Mi peor experiencia en un taxi fue una ocasión en la que el chófer, pretextando que me ayudaría a levantar mi celular que se había caído, me tocó la pierna sin ningún disimulo y con toda la intención de seguir avanzando hacía arriba, de manera instintiva le pegué con un termo que llevaba en la mano. El tipo se molestó tanto que me reclamaba a gritos porque le pegué. Para recuperar mi teléfono que tenía aún en su mano le di de nuevo con el termo en la cara, y me bajé como pude del carro porque el hombre estaba desbordado de coraje y tenía toda la intención de regresarme cada golpe que le había dado al triple.
Conté esta experiencia en un taller de «krav maga», y el instructor me cuestionó «¿Qué te falló ese día?» y yo pensaba que haber tomado ese taxi porque no entendía su pregunta. Y me dijo «Cuando sueltas un golpe, sueltas el otro, y el otro, no esperas a que tu oponente se recupere, sigues pegando hasta que tu tengas el control de toda la situación, sobre todo ustedes como mujeres que no solo se están la jugando la vida». Desde esa ocasión cada vez que tomo un taxi, sobre todo de noche, me paso en el camino pensando diversas formas de matar al chófer, en algunas de ellas ni uno de los dos sale vivo.
Hace una semana salí a una reunión con unos amigos, no era tan tarde y les dije que tomaría un taxi. Uno de ellos se ofreció a pedirme un Uber, y aunque siempre uso la aplicación en la Ciudad de México, en Tuxtla jamás la había utilizado. El precio era un poco más caro que lo que cobra un taxi de manera regular, pero tampoco era desmedido.
El conductor del Uber llegó y mi amigo me acompañó hasta la unidad y le dio un par de recomendaciones al conductor. El joven se bajó a abrirme la puerta, me preguntó si estaba bien el aire acondicionado, si quería escuchar algo…y me dio confianza. Le dije que era la primera vez que utilizaba la aplicación en la ciudad, y él me confesó que era su primer día de trabajo como conductor. ¡Qué coincidencia! Era nuestra primera vez.
Me contó que recién había sido papá, que tenía un trabajo, pero que no le daba el sueldo (¿a quién le da?) así que decidió meterse como conductor los fines de semana y después de su horario laboral. En ese día le había ido muy bien y confiaba que este segundo empleo con un horario más libre le diera para los pañales y la leche.

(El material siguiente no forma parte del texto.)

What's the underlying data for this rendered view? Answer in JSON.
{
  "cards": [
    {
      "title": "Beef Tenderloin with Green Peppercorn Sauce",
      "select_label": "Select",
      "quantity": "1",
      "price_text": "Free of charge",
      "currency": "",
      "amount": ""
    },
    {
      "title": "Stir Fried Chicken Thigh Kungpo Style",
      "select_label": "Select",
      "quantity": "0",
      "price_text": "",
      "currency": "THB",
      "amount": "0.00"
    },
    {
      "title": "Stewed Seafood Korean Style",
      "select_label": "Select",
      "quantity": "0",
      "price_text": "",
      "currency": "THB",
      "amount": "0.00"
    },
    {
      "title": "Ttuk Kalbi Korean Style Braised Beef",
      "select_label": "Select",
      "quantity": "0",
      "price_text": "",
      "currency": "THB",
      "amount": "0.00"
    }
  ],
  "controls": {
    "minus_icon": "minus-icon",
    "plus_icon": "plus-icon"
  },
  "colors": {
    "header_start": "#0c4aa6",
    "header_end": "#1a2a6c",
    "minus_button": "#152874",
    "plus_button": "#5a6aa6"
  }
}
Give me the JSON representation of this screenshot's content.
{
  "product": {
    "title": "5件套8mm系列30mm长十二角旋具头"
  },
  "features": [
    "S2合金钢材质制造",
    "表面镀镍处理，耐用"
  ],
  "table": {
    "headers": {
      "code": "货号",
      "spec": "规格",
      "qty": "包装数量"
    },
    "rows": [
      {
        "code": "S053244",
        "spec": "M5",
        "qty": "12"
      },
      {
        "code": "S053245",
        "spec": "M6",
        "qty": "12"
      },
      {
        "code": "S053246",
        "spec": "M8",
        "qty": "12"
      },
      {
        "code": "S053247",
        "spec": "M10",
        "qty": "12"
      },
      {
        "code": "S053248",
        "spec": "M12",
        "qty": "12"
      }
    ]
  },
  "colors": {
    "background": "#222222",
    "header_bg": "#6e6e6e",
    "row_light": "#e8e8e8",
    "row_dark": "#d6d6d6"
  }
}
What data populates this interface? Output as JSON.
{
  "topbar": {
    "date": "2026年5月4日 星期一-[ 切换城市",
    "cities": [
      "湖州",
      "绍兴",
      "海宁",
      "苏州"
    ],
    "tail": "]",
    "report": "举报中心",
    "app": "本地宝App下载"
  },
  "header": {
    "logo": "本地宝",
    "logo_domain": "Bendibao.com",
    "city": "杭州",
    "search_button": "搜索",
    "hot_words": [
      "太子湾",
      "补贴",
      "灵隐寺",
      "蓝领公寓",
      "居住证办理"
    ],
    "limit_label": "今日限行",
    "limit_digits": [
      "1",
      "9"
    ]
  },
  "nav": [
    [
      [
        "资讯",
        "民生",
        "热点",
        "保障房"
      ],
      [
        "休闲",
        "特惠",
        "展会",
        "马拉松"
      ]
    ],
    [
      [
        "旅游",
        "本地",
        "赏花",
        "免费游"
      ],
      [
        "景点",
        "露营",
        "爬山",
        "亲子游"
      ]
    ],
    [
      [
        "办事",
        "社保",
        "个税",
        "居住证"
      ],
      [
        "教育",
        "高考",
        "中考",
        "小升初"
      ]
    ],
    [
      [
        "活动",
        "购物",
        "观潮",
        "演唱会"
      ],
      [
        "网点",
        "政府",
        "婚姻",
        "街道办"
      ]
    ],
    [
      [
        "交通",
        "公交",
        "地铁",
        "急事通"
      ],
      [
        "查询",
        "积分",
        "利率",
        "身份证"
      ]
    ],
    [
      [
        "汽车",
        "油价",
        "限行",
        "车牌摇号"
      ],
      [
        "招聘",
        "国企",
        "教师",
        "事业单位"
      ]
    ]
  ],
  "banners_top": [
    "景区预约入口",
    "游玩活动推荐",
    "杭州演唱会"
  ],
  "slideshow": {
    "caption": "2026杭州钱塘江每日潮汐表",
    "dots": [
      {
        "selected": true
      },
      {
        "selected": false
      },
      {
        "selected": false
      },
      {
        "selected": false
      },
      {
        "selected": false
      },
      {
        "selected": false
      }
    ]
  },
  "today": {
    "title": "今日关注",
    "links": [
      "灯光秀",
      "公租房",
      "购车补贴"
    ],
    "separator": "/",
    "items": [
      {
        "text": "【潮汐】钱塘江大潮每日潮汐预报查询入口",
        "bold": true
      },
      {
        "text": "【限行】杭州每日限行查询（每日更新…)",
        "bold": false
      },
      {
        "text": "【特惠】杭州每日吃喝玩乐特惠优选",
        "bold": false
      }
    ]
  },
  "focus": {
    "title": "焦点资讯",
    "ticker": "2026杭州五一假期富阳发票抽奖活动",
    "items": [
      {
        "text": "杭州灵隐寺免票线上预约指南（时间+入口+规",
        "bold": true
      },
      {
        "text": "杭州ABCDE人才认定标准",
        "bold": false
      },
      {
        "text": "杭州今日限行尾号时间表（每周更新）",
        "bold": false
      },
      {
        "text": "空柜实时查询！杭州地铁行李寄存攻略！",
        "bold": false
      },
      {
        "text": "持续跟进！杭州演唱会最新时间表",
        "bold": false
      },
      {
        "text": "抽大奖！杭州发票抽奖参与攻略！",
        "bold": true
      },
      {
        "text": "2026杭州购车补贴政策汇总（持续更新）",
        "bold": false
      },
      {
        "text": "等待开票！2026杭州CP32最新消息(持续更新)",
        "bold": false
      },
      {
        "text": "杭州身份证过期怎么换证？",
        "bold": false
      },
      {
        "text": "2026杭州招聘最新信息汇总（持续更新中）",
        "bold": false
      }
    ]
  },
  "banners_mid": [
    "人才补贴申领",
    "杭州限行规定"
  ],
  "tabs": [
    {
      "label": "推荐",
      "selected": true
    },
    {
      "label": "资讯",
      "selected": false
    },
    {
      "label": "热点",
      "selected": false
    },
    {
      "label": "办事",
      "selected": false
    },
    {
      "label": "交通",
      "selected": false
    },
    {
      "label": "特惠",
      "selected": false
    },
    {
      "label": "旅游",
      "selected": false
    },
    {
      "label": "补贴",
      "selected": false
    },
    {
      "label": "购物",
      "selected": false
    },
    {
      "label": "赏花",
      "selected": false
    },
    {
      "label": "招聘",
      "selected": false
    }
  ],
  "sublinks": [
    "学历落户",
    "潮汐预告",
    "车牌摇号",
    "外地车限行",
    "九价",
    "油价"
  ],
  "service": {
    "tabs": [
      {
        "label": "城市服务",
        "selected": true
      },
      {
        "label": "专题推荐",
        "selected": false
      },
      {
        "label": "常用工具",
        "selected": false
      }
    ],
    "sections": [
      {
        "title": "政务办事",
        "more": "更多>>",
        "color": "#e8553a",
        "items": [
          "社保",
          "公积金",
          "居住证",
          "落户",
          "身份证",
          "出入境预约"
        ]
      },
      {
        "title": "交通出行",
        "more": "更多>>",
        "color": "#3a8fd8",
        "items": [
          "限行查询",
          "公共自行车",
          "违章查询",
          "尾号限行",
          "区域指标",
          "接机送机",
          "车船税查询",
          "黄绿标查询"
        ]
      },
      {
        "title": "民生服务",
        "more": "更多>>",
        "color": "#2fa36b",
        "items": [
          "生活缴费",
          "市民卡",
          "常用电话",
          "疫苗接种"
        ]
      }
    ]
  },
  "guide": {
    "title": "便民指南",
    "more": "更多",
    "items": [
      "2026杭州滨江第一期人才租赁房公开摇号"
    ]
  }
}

Le pregunté cómo funcionaba el sistema de uber, me confirmó algo que he pensado, que es muy ventajosa para la aplicación y explotadora para las y los conductores. También le cuestioné si les dan algún curso con perspectiva de género, un taller donde les digan «a las usuarias se les lleva a su destino, nunca se les mata». Me respondió que no.
La Secretaría de Transporte y Vialidad del Estado ha levantado unidades de Uber argumentando que no tienen permiso para prestar el servicio, pero la empresa, por su parte, asegura que tiene un amparo. A los conductores, que les han metido su automóvil al corralón, prácticamente los emboscan, alguien pide un servicio y quien les espera no es un usuario común, sino la grúa.
El recién graduado como «papá» me dice que lo que más teme es que le suceda eso. Está preparado para que un usuario le quite estrellitas, pero no su instrumento de trabajo.
No soy de las que piensa que Uber sea la solución al mal servicio de taxis en Tuxtla, pero al menos son una alternativa. En Chiapas se necesitan políticas públicas integrales en cuanto a movilidad, desde el diseño de las rutas de transporte y de vialidades, horarios, acciones que garanticen la seguridad de las y los usuarios, capacitación, revisión de la legislación, en fin…es mucho lo que se necesita hacer, y lamentablemente muy pocas se están realizando, y menos con perspectiva de género. Algo debemos de hacer.